A Pension from Hell

The only photograph that Juana Ruiz has of her father was taken in 1936, when he was a young soldier in uniform – she was only one when he disappeared from their lives forever. Now she has 27,440 euros to remember him by, thanks to the Republic of France.

You see, her father, like literally hundreds of Spaniards ended up in the Nazi concentration camps of Mauthausen & Gusen (Austria) after being sent there from French soil by the Vichy Government. According to Spanish Government records, 130 men from Jaen died in these camps – that’s just the province of Jaen, so imagine the total national number.

The Spanish Civil War took her father, Juan Ruiz, born in 1910, to Barcelona, and from there, like thousands of refugees, over the Pyrenees to the false safety of France. The French rounded them up and kept them in camps, sometimes little more than open land, fenced in by barbed wire, next to the Atlantic beaches.

His wife (Juana’s mother) tried for the rest of her life to find out what had happened to her young husband, but died without discovering the truth – only her surviving children, in their 80’s themselves, were to find out.

In 1959, the International Red Cross, at the instigation of the Spanish branch, discovered a clue on the Nazi list of inmates for these camps, and then early the following year, the family received official confirmation: Juan Ruiz had died at Gusen in 1942. By this time Juana’s mother had already died.
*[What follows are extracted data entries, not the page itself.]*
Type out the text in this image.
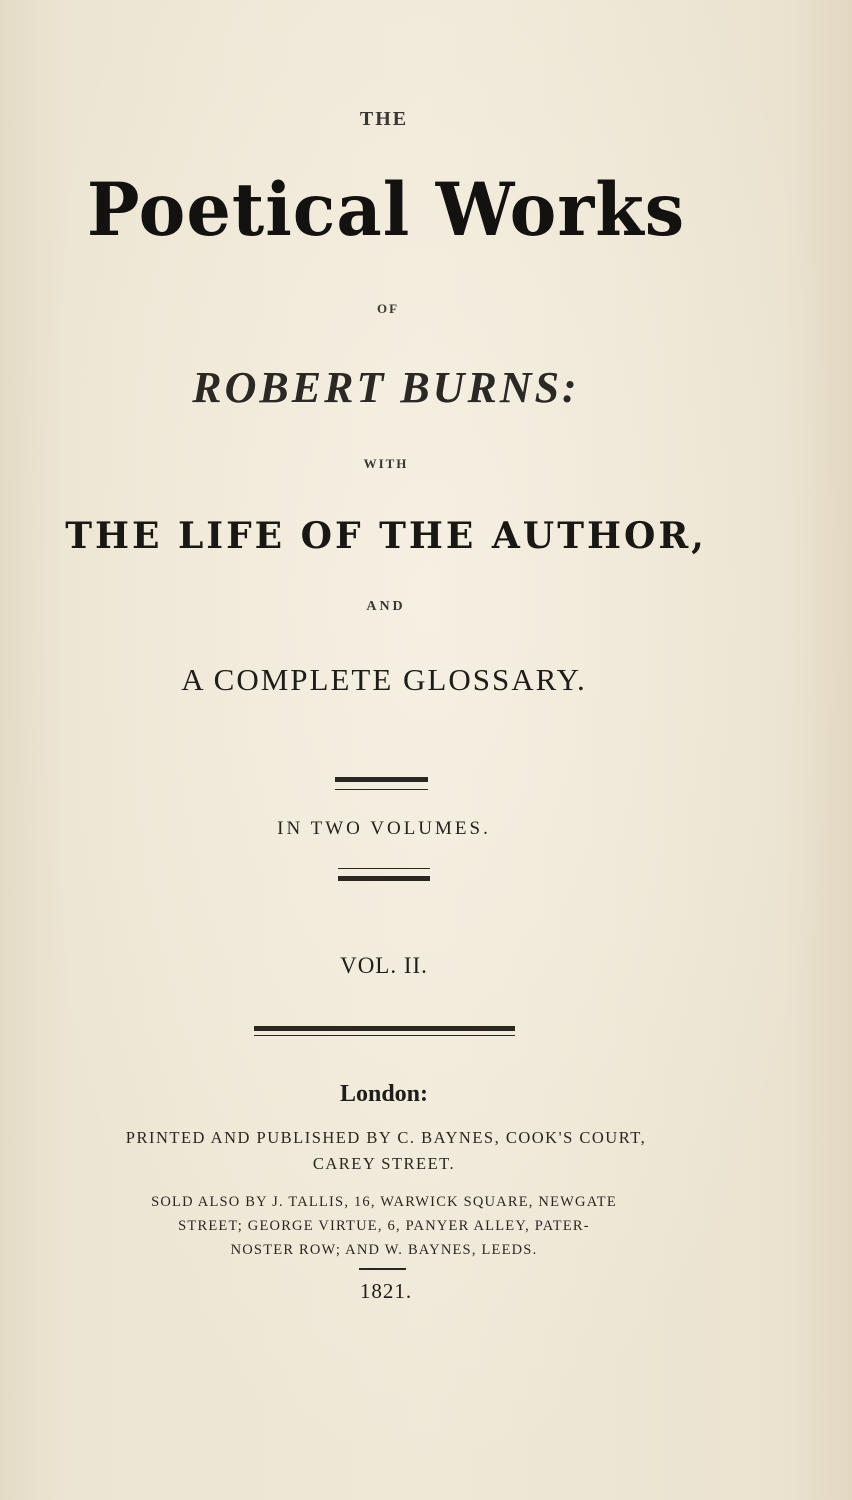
THE
Poetical Works
OF
ROBERT BURNS:
WITH
THE LIFE OF THE AUTHOR,
AND
A COMPLETE GLOSSARY.
IN TWO VOLUMES.
VOL. II.
London:
PRINTED AND PUBLISHED BY C. BAYNES, COOK'S COURT,
CAREY STREET.
SOLD ALSO BY J. TALLIS, 16, WARWICK SQUARE, NEWGATE
STREET; GEORGE VIRTUE, 6, PANYER ALLEY, PATER-
NOSTER ROW; AND W. BAYNES, LEEDS.
1821.
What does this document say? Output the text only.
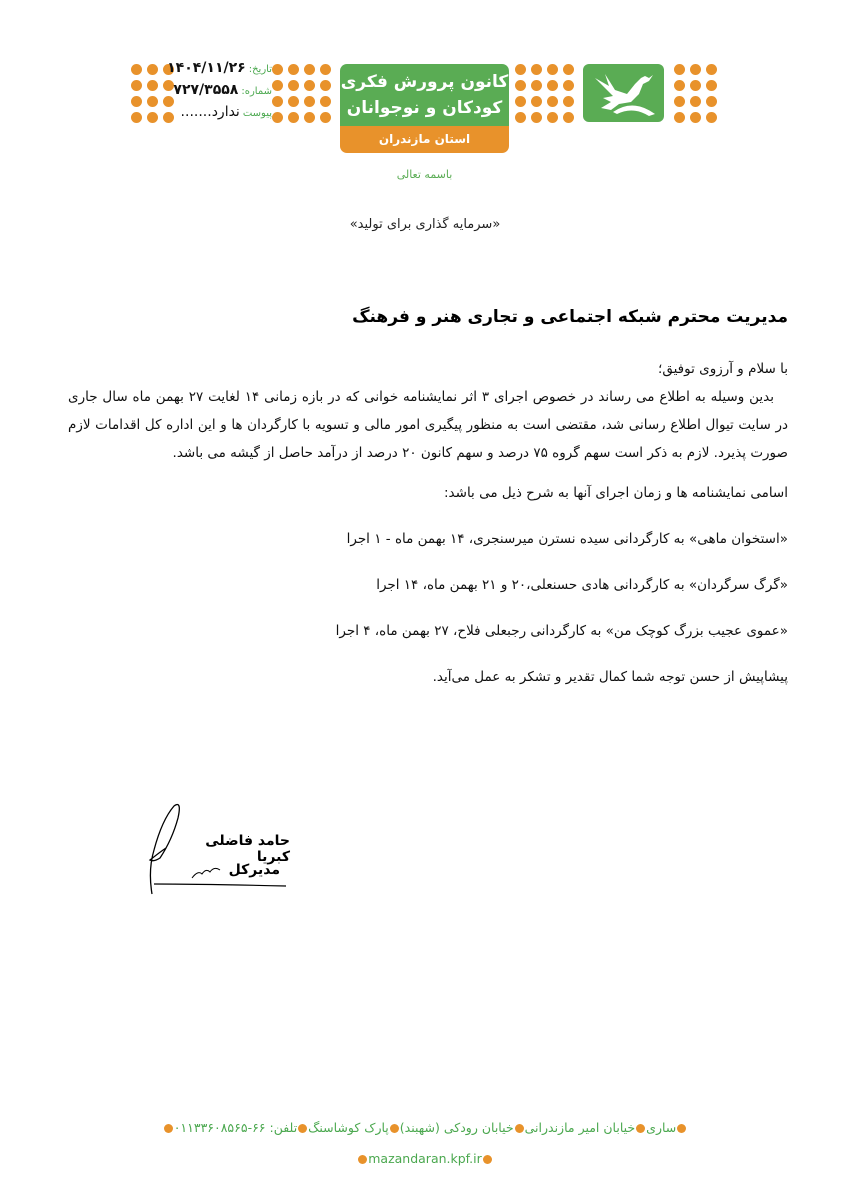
تاریخ:
۱۴۰۴/۱۱/۲۶
شماره:
۷۲۷/۳۵۵۸
پیوست
ندارد.......
کانون پرورش فکری
کودکان و نوجوانان
استان مازندران
باسمه تعالی
«سرمایه گذاری برای تولید»
مدیریت محترم شبکه اجتماعی و تجاری هنر و فرهنگ

با سلام و آرزوی توفیق؛

بدین وسیله به اطلاع می رساند در خصوص اجرای ۳ اثر نمایشنامه خوانی که در بازه زمانی ۱۴ لغایت ۲۷ بهمن ماه سال جاری در سایت تیوال اطلاع رسانی شد، مقتضی است به منظور پیگیری امور مالی و تسویه با کارگردان ها و این اداره کل اقدامات لازم صورت پذیرد. لازم به ذکر است سهم گروه ۷۵ درصد و سهم کانون ۲۰ درصد از درآمد حاصل از گیشه می باشد.

اسامی نمایشنامه ها و زمان اجرای آنها به شرح ذیل می باشد:

«استخوان ماهی» به کارگردانی سیده نسترن میرسنجری، ۱۴ بهمن ماه - ۱ اجرا

«گرگ سرگردان» به کارگردانی هادی حسنعلی،۲۰ و ۲۱ بهمن ماه، ۱۴ اجرا

«عموی عجیب بزرگ کوچک من» به کارگردانی رجبعلی فلاح، ۲۷ بهمن ماه، ۴ اجرا

پیشاپیش از حسن توجه شما کمال تقدیر و تشکر به عمل می‌آید.

حامد فاضلی کبریا
مدیرکل
ساریخیابان امیر مازندرانیخیابان رودکی (شهبند)پارک کوشاسنگتلفن: ۶۶-۰۱۱۳۳۶۰۸۵۶۵
mazandaran.kpf.ir
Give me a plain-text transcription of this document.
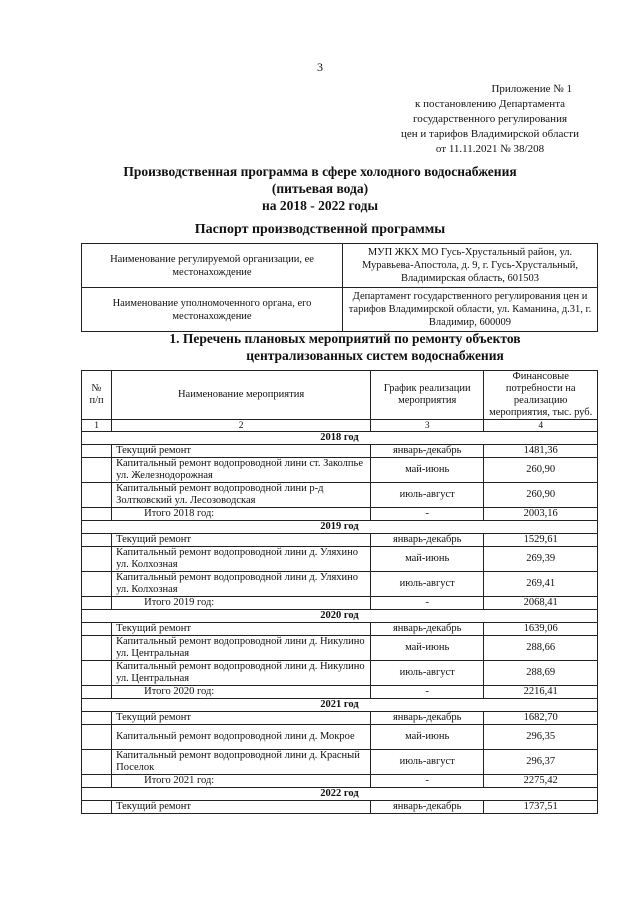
3
Приложение № 1
к постановлению Департамента
государственного регулирования
цен и тарифов Владимирской области
от 11.11.2021 № 38/208
Производственная программа в сфере холодного водоснабжения
(питьевая вода)
на 2018 - 2022 годы
Паспорт производственной программы
Наименование регулируемой организации, ее местонахождение	МУП ЖКХ МО Гусь-Хрустальный район, ул. Муравьева-Апостола, д. 9, г. Гусь-Хрустальный, Владимирская область, 601503
Наименование уполномоченного органа, его местонахождение	Департамент государственного регулирования цен и тарифов Владимирской области, ул. Каманина, д.31, г. Владимир, 600009
1. Перечень плановых мероприятий по ремонту объектов
централизованных систем водоснабжения
№ п/п	Наименование мероприятия	График реализации мероприятия	Финансовые потребности на реализацию мероприятия, тыс. руб.
1	2	3	4
2018 год			
	Текущий ремонт	январь-декабрь	1481,36
	Капитальный ремонт водопроводной лини ст. Заколпье ул. Железнодорожная	май-июнь	260,90
	Капитальный ремонт водопроводной лини р-д Золтковский ул. Лесозоводская	июль-август	260,90
	Итого 2018 год:	-	2003,16
2019 год			
	Текущий ремонт	январь-декабрь	1529,61
	Капитальный ремонт водопроводной лини д. Уляхино ул. Колхозная	май-июнь	269,39
	Капитальный ремонт водопроводной лини д. Уляхино ул. Колхозная	июль-август	269,41
	Итого 2019 год:	-	2068,41
2020 год			
	Текущий ремонт	январь-декабрь	1639,06
	Капитальный ремонт водопроводной лини д. Никулино ул. Центральная	май-июнь	288,66
	Капитальный ремонт водопроводной лини д. Никулино ул. Центральная	июль-август	288,69
	Итого 2020 год:	-	2216,41
2021 год			
	Текущий ремонт	январь-декабрь	1682,70
	Капитальный ремонт водопроводной лини д. Мокрое	май-июнь	296,35
	Капитальный ремонт водопроводной лини д. Красный Поселок	июль-август	296,37
	Итого 2021 год:	-	2275,42
2022 год			
	Текущий ремонт	январь-декабрь	1737,51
He had been deported from France in 1941.

Spanish investigator, Pilar Pardo, who tries to track down the descendents of these Nazi victims so that they can received their French pension, points out that Spanish Republican prisoners began to be moved to German concentration camps from just after the fall of France in 1940, continuing all through 1941. There, they were worked to death in a local quarry. Gusen, which is next door to Mauthausen, was the destination of the inmates who had lost their ‘usefulness’ in the other camp – a one-way ticket.

Even though descendents like Juana are at the end of their lives at their advanced age, they have grandchildren and children with mortgages and debts that can well use the money – money from hell.